The early onset of therapy-related AML might be associated with myelodysplastic syndrome. In the present case study, chromosomal test showed a complex karyotype involving three or more chromosomes or chromosomal arms/segments. A complex karyotype is not common in de novo AML, but it is in myelodysplastic syndrome-overt AML [11]. The chromosomal abnormality +8 is frequently observed in myelodysplastic syndrome [12]. Mild macrocytic anemia without leukopenia and thrombocytopenia are common laboratory findings in asymptomatic myelodysplastic syndrome [13]. These findings possibly support the existence of myelodysplastic syndrome in our patient. DNA damages due to chemoradiotherapy result in chromosomal instability [14]; this might possibly have accelerated the unusual onset of therapy-related AML in our patient.

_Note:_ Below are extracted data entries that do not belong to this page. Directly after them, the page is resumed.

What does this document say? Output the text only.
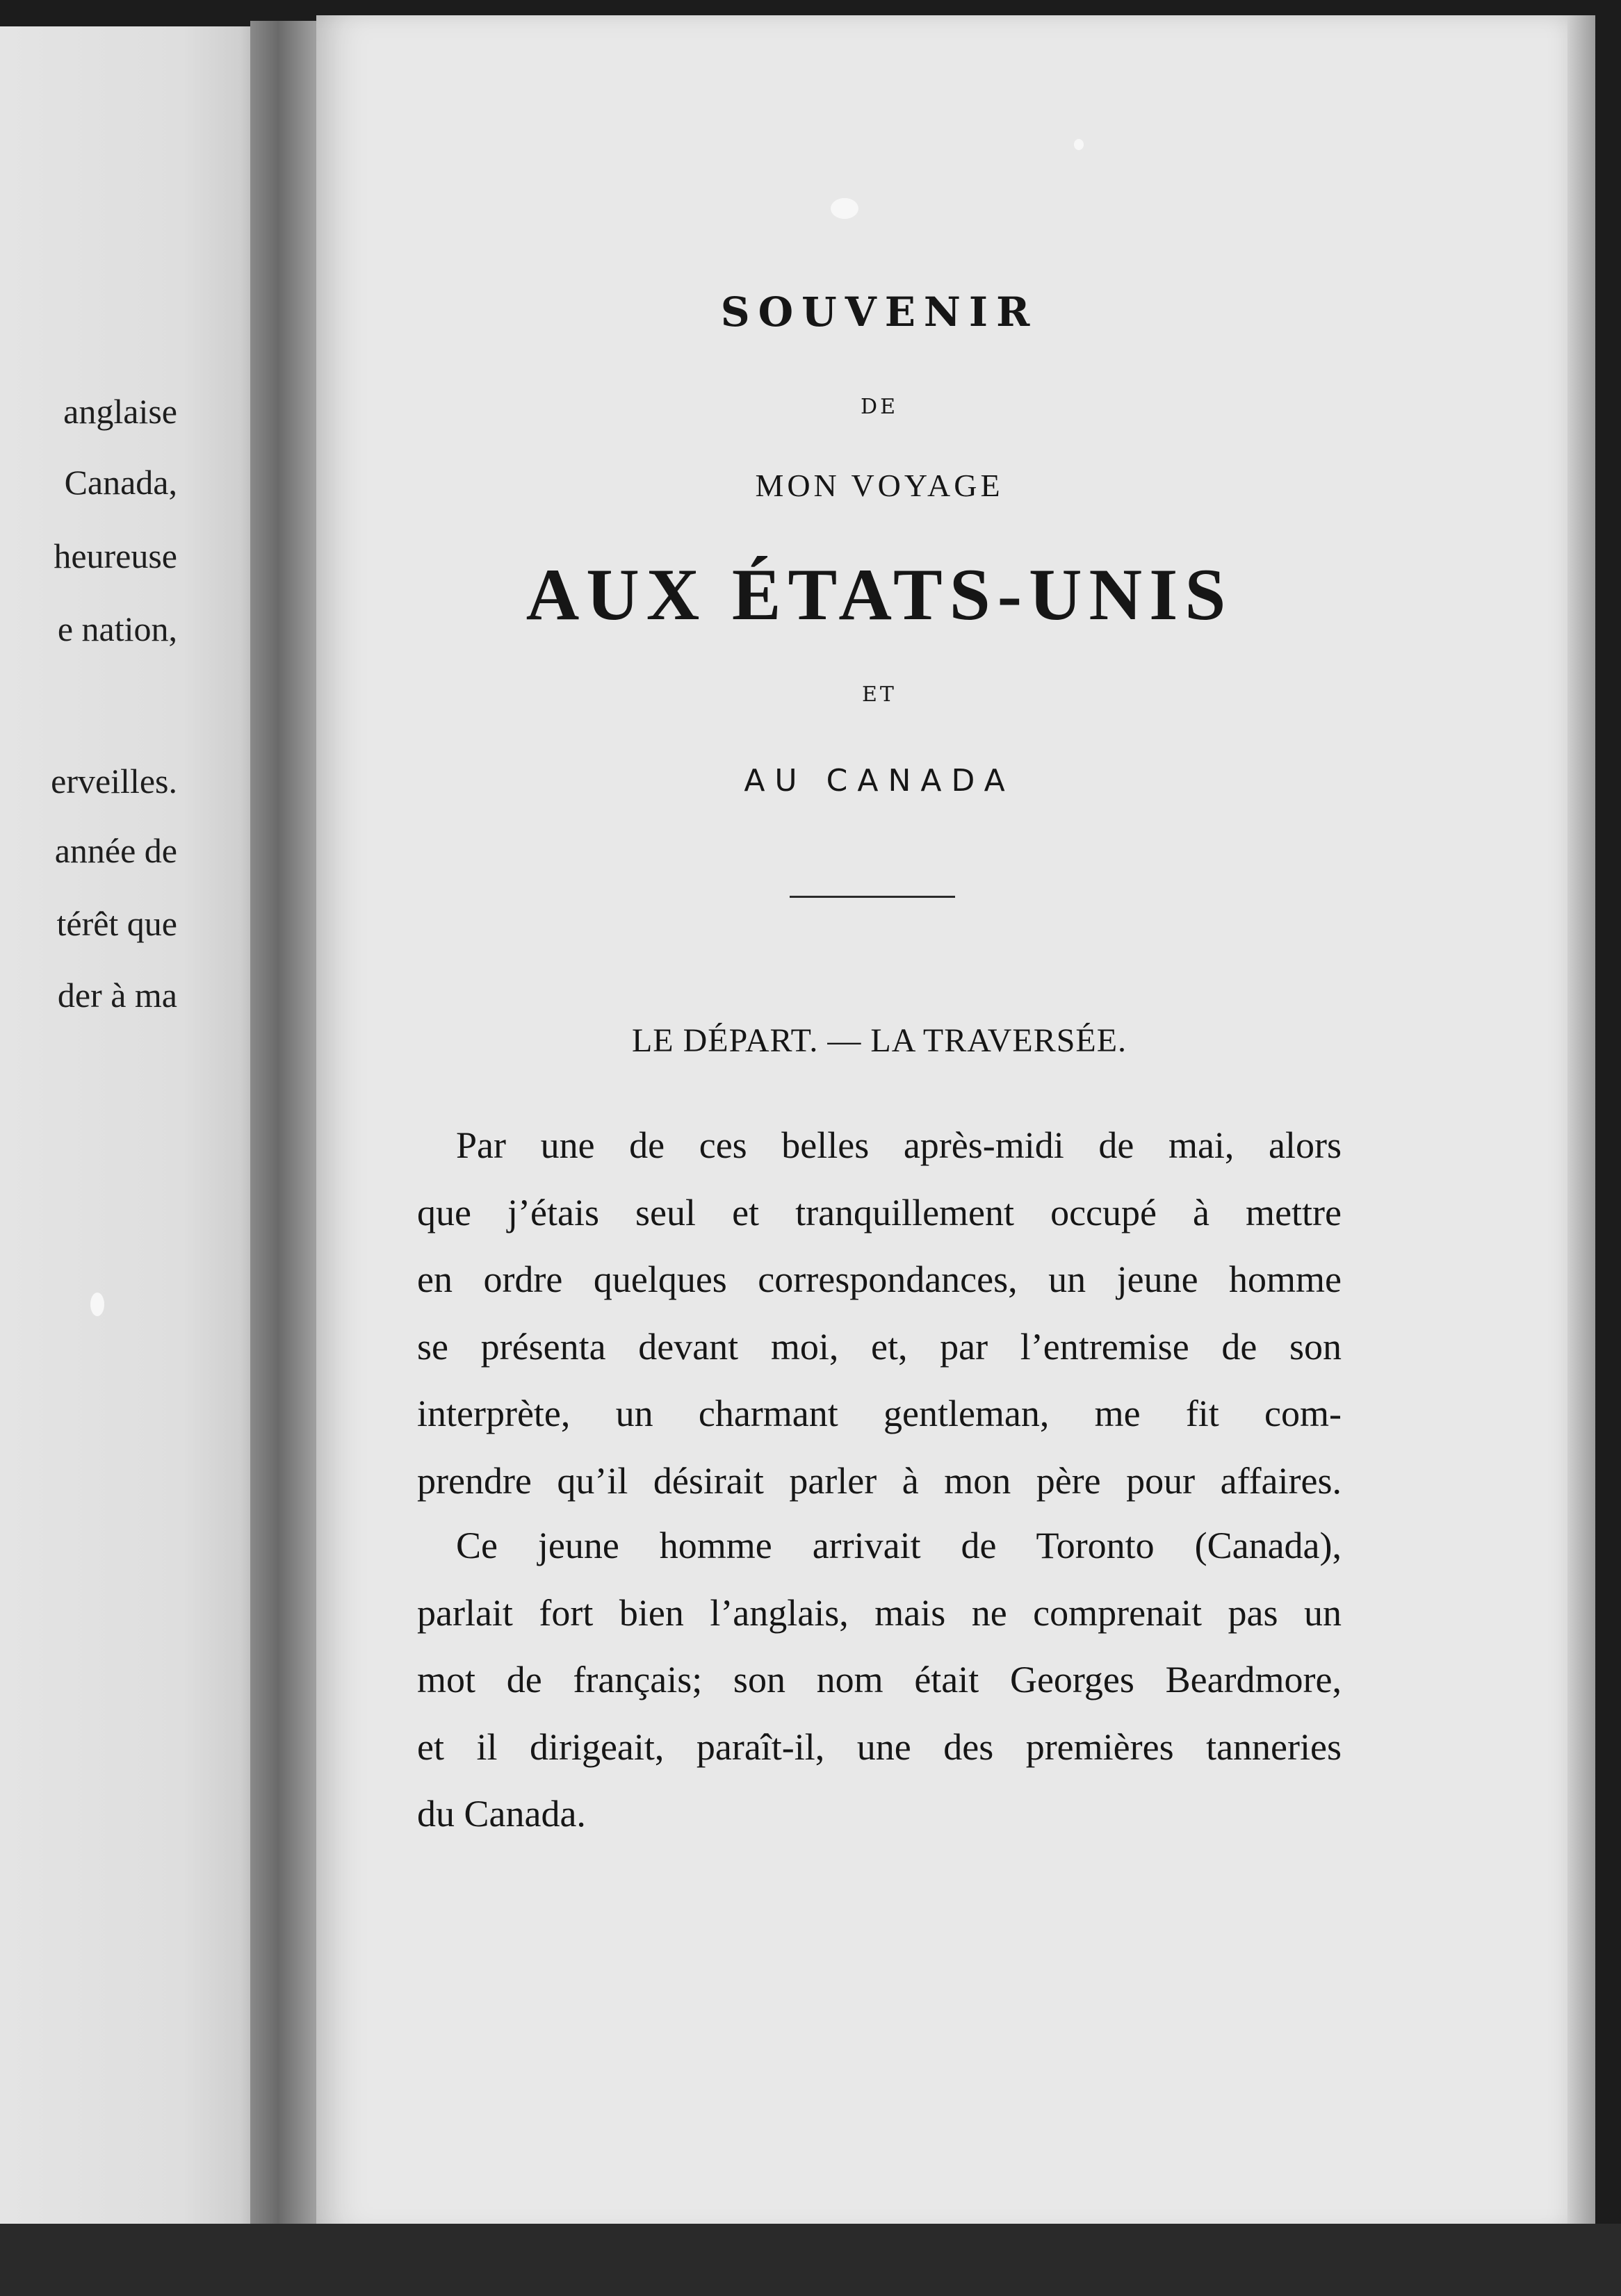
anglaise
Canada,
heureuse
e nation,
erveilles.
année de
térêt que
der à ma
SOUVENIR
DE
MON VOYAGE
AUX ÉTATS-UNIS
ET
AU CANADA
LE DÉPART. — LA TRAVERSÉE.
Par une de ces belles après-midi de mai, alors
que j’étais seul et tranquillement occupé à mettre
en ordre quelques correspondances, un jeune homme
se présenta devant moi, et, par l’entremise de son
interprète, un charmant gentleman, me fit com-
prendre qu’il désirait parler à mon père pour affaires.
Ce jeune homme arrivait de Toronto (Canada),
parlait fort bien l’anglais, mais ne comprenait pas un
mot de français; son nom était Georges Beardmore,
et il dirigeait, paraît-il, une des premières tanneries
du Canada.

In conclusion, therapy-related AML may develop during the acute phase of chemoradiotherapy, which may accelerate the onset of myelodysplastic-overt AML. Bone marrow biopsy is necessary even during the acute phase when prolonged pancytopenia with general fatigue exists after chemoradiotherapy.

Statement of Ethics

This study was conducted in accordance with the Declaration of Helsinki and Ethical Guidelines for Medical and Health Research Involving Human Subjects in Japan. General written consent for the use of clinical data for research purposes was obtained from the patient before starting radiotherapy.

Disclosure Statement

The authors have no conflicts of interest.

Funding Sources

This work was supported by Grants-in-Aid for Scientific Research from the Ministry of Education, Culture, Sports, Science, and Technology of Japan under Grant number 17 K16434.

Author Contributions

Shinya Hiraoka and Katsuyuki Sakanaka participated in the study design, performed treatment, acquired data, and drafted the manuscript. Takahiro Iwai, Kota Fujii, and Hiroyuki Inoo performed treatment and radiotherapy planning. Hiroyuki Inoo and Takashi Mizowaki provided writing assistance of the manuscript. All authors read and approved the final manuscript.